Oggi vorremmo che la Procura di Palermo riprenda in mano i dossier a firma del luogotenente Paolo Conigliaro, dentro queste carte ci sono le prove di quella mafia in grisaglia, la “mafia borghese”, che continua a fare affari, di politici che di notte fanno come Penelope, disfacendo quello che si fa alla luce del sole, di politici che parlano di antimafia e poi si fanno fotografare con gli amici degli amici, di politici che dicono che la mafia non esiste, quando sanno benissimo che dicono il falso mentre pronunciano queste affermazioni.

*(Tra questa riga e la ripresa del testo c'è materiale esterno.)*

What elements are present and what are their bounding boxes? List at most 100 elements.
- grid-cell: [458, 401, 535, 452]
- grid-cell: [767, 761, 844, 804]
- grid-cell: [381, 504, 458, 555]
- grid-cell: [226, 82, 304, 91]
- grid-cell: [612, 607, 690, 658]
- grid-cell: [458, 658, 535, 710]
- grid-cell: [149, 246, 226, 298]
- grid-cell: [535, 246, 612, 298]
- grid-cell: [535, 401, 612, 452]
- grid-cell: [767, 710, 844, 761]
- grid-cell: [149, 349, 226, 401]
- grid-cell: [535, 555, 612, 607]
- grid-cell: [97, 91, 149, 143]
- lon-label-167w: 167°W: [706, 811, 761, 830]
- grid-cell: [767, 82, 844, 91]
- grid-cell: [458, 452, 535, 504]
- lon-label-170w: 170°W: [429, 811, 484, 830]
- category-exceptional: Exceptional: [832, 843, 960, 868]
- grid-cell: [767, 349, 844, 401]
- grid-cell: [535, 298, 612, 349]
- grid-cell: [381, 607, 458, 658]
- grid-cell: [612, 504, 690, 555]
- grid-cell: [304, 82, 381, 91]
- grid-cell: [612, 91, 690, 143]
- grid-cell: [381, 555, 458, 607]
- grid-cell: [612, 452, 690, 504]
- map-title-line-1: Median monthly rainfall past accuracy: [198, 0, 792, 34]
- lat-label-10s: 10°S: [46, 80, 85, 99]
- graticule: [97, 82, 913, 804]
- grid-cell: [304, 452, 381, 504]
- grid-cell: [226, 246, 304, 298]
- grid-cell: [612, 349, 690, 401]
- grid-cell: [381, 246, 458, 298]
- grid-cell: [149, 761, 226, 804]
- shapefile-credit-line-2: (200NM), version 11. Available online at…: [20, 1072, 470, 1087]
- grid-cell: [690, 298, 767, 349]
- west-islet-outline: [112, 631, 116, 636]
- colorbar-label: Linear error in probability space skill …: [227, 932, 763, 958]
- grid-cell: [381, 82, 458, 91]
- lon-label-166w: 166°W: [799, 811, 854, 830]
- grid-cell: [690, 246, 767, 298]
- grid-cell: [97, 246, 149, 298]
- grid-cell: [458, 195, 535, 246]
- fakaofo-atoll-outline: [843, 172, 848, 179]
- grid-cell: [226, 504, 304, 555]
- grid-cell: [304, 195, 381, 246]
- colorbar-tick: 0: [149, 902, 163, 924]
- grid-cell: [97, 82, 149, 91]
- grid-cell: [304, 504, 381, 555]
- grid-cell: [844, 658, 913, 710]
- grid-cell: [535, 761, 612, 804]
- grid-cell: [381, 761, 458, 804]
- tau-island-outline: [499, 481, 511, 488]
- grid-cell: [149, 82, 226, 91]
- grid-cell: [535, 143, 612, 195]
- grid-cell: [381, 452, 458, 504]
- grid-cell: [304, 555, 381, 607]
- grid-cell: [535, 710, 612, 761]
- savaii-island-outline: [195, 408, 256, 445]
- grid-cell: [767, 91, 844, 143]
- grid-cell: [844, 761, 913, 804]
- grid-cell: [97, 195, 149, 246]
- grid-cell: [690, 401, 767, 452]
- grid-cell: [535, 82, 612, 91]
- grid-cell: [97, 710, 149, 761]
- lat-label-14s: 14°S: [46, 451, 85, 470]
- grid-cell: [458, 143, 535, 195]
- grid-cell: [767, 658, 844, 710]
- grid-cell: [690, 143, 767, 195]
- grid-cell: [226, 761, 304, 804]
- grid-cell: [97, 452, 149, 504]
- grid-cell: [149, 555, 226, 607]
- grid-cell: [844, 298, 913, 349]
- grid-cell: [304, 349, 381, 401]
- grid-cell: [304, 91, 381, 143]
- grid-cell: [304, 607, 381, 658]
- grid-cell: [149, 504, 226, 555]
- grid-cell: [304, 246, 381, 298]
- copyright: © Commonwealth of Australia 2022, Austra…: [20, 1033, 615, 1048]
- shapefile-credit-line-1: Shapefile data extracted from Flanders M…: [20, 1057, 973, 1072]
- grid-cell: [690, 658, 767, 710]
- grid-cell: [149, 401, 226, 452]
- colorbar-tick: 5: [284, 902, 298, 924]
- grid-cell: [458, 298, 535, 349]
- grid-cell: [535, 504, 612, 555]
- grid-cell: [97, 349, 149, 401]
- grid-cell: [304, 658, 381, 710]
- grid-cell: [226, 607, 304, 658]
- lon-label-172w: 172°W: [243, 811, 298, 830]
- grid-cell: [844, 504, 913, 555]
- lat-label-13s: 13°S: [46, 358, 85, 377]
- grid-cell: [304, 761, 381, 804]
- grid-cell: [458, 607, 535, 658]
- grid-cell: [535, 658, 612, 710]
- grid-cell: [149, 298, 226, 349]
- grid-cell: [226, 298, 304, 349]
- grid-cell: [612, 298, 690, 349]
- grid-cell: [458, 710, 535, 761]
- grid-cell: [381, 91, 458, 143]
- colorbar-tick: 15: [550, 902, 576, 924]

Intanto soffermiamoci sul processo a Conigliaro adesso concluso. In poche parole ce lo ha riassunto l’avvocato Giustino Ferraro: “La questione dell’improcedibilità dell’azione penale noi l’avevamo sollevata quattro anni fa dinanzi al gup, in sede di udienza preliminare, quindi prima che il processo prendesse corpo e già in quella sede se il giudice fosse stato attento ovviamente avrebbe potuto evitare tanti anni di indagini processuali. C’è voluta la Corte di Appello prima e la Cassazione adesso per mettere punto a questa vicenda, il luogotenente Conigliaro non andava processato. Siamo stati fiduciosi nella giustizia e oggi siamo contenti per l’esito”.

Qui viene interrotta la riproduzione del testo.